Like these works, Untitled (Blood and Feathers #2) resists being pinned down to any one meaning, retaining its ambiguity through its reduction to elemental materials – the blood, the feathers, the naked female body and the creek that flows behind. In all her feathered performances of 1974, Mendieta transforms herself into the sacrificial victim – the creature that must be killed in order to produce new life. Blood is central to rituals of the Catholic Church, the religion in which Mendieta was raised, through the metaphor of wine. Real blood-letting through the sacrifice of such animals as roosters, turtles and goats is a vital part of Santería, the hybrid religion developed in Cuba by African slaves in the nineteenth century, which fuses Yoruba culture (from south western Nigeria) with Spanish Roman Catholicism. However while Santería sacrifice specifies the use of a male bird, Mendieta’s bird-figures are unmistakeably feminine and, with such politically charged works as Untitled (Rape Scene) 1973 (L02834) as well as her more elemental Siluetas (L02835 and L02836), retain readings that refer to representation of the female body. In 1980, Mendieta commented that she ‘started immediately using blood, I guess, because I think it’s a very powerful magic thing. I don’t see it as a negative force’ (quoted in Ana Mendieta, p.90). Water, shimmering in the creek behind the artist as she performs, presents similarly universal themes of birth and rebirth traditionally linked to the female body.

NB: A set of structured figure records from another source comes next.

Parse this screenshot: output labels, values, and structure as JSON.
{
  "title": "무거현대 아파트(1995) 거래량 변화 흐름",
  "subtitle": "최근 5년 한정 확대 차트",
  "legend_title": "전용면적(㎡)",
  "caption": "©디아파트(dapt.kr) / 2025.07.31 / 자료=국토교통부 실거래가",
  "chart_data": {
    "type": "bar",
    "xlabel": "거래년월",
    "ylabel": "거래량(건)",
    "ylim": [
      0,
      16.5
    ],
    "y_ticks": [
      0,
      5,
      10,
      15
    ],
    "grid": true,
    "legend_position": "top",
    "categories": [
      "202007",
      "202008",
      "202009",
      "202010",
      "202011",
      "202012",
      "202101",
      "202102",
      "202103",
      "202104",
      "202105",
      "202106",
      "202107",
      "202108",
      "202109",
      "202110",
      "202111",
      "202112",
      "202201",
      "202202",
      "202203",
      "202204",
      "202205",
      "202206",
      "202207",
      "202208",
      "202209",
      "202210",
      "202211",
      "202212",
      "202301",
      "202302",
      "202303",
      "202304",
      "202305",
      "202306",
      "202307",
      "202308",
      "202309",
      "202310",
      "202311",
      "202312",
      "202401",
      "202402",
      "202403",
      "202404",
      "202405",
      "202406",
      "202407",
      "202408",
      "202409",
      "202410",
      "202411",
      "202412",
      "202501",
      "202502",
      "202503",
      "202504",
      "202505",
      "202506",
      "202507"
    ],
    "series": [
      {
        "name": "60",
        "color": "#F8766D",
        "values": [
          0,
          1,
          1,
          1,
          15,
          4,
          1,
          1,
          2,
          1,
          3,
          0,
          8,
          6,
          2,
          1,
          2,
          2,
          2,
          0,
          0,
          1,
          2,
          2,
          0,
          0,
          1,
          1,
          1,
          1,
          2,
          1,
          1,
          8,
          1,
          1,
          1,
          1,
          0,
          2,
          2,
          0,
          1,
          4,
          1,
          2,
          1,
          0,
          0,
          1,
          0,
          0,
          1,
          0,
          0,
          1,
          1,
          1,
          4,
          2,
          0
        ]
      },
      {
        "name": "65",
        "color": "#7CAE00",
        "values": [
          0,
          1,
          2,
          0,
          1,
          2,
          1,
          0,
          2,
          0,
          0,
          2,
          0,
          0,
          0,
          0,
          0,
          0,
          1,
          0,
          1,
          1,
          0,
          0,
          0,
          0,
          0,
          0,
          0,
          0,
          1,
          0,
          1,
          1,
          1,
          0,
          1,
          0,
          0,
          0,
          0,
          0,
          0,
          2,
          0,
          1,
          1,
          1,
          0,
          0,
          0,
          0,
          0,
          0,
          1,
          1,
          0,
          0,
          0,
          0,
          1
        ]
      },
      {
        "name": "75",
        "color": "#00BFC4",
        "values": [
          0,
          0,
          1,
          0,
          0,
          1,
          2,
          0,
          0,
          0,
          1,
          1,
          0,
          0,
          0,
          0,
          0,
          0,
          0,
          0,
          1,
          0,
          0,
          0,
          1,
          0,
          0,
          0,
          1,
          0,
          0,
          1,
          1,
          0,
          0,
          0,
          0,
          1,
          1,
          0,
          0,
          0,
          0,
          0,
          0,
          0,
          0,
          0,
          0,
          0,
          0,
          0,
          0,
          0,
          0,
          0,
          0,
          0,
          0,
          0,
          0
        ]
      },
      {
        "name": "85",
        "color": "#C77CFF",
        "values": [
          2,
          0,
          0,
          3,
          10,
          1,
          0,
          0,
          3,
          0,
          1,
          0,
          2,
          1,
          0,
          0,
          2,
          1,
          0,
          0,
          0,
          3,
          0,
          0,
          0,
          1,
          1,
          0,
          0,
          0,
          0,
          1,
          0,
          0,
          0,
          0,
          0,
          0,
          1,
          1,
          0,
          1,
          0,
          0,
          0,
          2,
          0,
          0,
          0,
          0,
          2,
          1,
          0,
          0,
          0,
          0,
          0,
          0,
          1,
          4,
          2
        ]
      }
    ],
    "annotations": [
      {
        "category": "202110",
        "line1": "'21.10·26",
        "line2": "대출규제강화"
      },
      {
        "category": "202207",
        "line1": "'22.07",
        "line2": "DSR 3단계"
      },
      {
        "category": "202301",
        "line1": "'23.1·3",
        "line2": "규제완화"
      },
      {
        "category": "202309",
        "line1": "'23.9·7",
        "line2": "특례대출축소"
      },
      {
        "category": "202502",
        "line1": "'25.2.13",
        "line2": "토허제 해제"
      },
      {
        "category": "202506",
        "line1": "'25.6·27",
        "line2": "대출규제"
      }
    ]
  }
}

As its title suggests, Untitled (Blood and Feathers #2) is the second version of the performance, which Mendieta executed first with turkey feathers – Untitled (Blood and Feathers #1), also documented in Super-8 film – and next with chicken down and feathers. Both performances took place in the same venue with an audience of Intermedia students. Mendieta performed Untitled (Blood and Feathers) several times during a trip to Europe in spring 1976, in venues that include the International Cultreel Centrum, Antwerp and the Studenski Kulturni Centar in Belgrade (Viso 2004, p.244, note 67).

Untitled (Blood and Feathers #2) is exhibited projected in a darkened room on a continuous loop. It begins with the artist’s name, the film title and the date it was made: September 1974. It was released in an edition of six, of which Tate’s copy is the fifth.


Further reading:
Ana Mendieta, exhibition catalogue, Centro Galego de Arte Contemporánea, Santiago de Compostela, Kunsthalle Düsseldorf and Fundació Antoni Tàpies, Barcelona 1996.
Olga M Viso, Ana Mendieta: Earth Body, Sculpture and Performance 1972–1985, exhibition catalogue, Hirshhorn Museum and Sculpture Garden, Smithsonian Institution, Washington DC 2004, pp.49–50, 213, 215–16 and 244, note 67, reproduced p.214.
Olga Viso, Unseen Mendieta: The Unpublished Works of Ana Mendieta, Munich, Berlin, London and New York 2008.